If they don't cross, there is probably a little problem, as they are supposed to be tangent to each other.

Last edited: Jan 6, 2009
15. Jan 7, 2009

### skaboy607

16. Jan 7, 2009

### mathmate

It doesn't look right. The transition point should be tangential to each of the two curves, and should not cross. Could you check the formula, especially that of the blue curve?
Do you come up with the same formula as mine, which is indicated on the top right of the graph? The constants may be different, but the formula should be similar.

17. Jan 8, 2009

### skaboy607

18. Jan 8, 2009

### mathmate

The graph looks right, but I'd like you to calculate, if possible, the tangent point to make sure that they don't cross.
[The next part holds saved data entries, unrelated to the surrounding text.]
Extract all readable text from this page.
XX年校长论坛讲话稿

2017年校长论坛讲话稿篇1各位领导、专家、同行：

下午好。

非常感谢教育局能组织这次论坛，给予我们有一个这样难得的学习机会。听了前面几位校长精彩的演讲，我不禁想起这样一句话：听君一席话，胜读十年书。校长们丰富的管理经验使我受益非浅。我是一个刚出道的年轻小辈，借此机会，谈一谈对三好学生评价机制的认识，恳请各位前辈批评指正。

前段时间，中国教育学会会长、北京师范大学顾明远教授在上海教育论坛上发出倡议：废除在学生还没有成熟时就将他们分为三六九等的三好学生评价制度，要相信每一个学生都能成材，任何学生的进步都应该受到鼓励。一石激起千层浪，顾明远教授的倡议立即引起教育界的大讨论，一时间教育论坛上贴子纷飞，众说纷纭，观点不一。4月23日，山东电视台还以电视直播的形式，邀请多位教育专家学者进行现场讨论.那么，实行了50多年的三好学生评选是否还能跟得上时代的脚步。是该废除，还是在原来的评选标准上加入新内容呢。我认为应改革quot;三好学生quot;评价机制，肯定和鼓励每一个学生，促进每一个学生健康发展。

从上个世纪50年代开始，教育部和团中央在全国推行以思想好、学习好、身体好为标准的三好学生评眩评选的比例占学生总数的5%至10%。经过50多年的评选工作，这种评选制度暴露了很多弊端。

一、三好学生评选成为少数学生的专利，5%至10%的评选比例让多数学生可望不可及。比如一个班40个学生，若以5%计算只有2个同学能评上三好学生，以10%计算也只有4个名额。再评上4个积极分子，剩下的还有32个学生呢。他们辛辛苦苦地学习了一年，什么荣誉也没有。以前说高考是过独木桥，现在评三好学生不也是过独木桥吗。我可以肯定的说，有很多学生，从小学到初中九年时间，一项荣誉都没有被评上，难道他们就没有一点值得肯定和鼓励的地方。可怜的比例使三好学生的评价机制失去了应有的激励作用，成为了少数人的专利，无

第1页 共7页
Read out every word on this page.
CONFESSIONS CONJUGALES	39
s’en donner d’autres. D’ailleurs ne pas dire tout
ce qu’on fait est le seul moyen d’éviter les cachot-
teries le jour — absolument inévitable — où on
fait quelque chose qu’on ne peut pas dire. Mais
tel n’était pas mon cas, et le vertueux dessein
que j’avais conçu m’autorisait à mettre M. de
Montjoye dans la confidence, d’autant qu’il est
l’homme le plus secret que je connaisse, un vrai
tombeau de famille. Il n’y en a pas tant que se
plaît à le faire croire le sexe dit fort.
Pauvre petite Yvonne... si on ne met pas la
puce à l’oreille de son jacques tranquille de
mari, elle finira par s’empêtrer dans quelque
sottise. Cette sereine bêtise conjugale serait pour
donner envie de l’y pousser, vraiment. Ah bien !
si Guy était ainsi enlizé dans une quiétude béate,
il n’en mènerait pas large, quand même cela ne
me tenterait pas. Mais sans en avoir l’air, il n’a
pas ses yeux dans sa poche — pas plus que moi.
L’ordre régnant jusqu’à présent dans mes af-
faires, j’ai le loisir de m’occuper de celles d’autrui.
I seem to see that they cross some how, but it could be an optical illusion.
Excellent work, I am glad that you cracked it!

19. Jan 13, 2009

### skaboy607

Hi mathmate

I haven't had a chance to calculate the tangents yet but was wondering if you had an answer to another question of mine. In this lab, we have values for stress and strain, but when using these values to calculate youngs modulus, it is different to the value I have used of 210Gpa? was wondering why this is?

Thanks

Will

20. Jan 13, 2009

### mathmate

The value of 210Gpa is dependent on the material you use, namely the type of steel. If it is in the range between 200 and 210, it should be normal. If it is very different, you may want to check your data, perhaps you have loaded the sample beyond the yield point, where it will be no longer elastic. Perhaps also you want to check the grade of steel you used.

What is the value that you have obtained, and how did you calculate it?